The hook is so useless that the XAVT is equipped with two!

     The hook, as mentioned, debuted in 1991 on the backside of 91mm models that were equipped with scissors.  The hook is rated to hold up to approximately 220 pounds without breaking.  Pretty impressive for a small hook, but really, what good is it?  The facts are interesting, but not really all that helpful in deciding just what it does.  Fortunately, loyal SOSAK members are working around the clock and around the world to help find answers to these important questions and more!  

    The idea behind the hook was originally for carrying packages tied in string or twine.  This is an interesting idea, especially as most places had changed to plastic bags long before 1991, and other than the odd package in the mail, no one really ties packages these days.  Or do they?  Perhaps not for consumer goods going to the end user, but all the things you buy individually have to come from somewhere.  Newspapers for example come bundled tightly by those nylon straps, as do catalogues and other printed items.  Many of them are bundled in quite large loads and carrying them by the straps are the only convenient way to do it, but those straps also dig into your hands terribly.  Enter the hook.

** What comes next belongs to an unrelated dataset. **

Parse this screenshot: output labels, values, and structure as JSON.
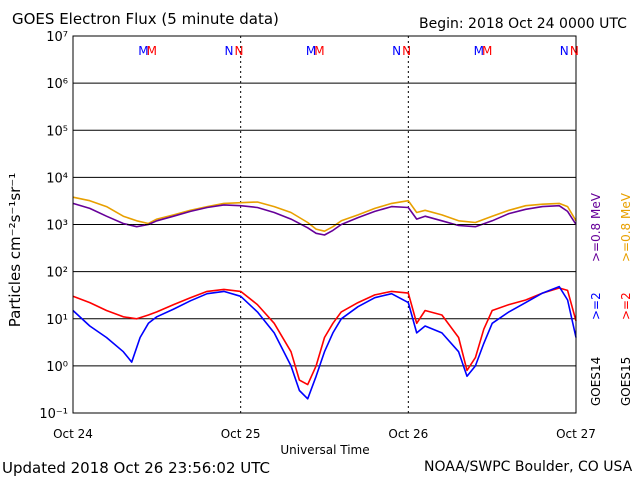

    Of course there are a limited number of folks who have to deal with that kind of thing, so why make it available on every knife?  Easy- that’s not all it’s good for!

    Look closely at the backside of your knife, and you will see a reamer or awl, which is fantastic at poking holes in heavy cloth or leather.  The question remains, once you poke the holes, what then do you do with them?  If you have to thread any kind of like through them, the hook can help greatly with that.  Simply poke the hook through, grab the line with it and pull it back out.  Admittedly, many of the reamers come with a sewing eye in them, but I dare you to try and thread 550 paracord, nylon clothesline or any other type of string you have through it!

    Perhaps the thing that I use them most for is pulling the tabs found on many cans nowadays.  From soda cans to food cans, those pull tabs can be a real pain in the butt to get open sometimes.  Naturally they have to be fairly resistant to accidental openings and the like, but that just makes them that much more difficult to grab when you want to.  Watch someone who opens many cans (waitresses, cooks etc) and you will see that they almost always use some kind of small levering device to lift the tab so they can open it properly.  With the hook, you don’t have to put it away once the tab is lifted- you can actually remove it completely with the hook and a little practice!

    Other members have come up with other ideas that are just as handy- one suggested using it to grab a hot pot handle over a campfire, another member thought it was invaluable for pulling tent pegs and yet another used it to hang his GPS in the car when travelling in a rental with no mounting bracket!  

    In the last year or so, Victorinox has added one more bit of utility to the hook that many may also find useful- a small rough patch suitable for filing nails or striking matches.  Victorinox’s designers have often proven their ability to create perfectly functional implements with multiple uses, and it seems that the “useless” hook is really no exception!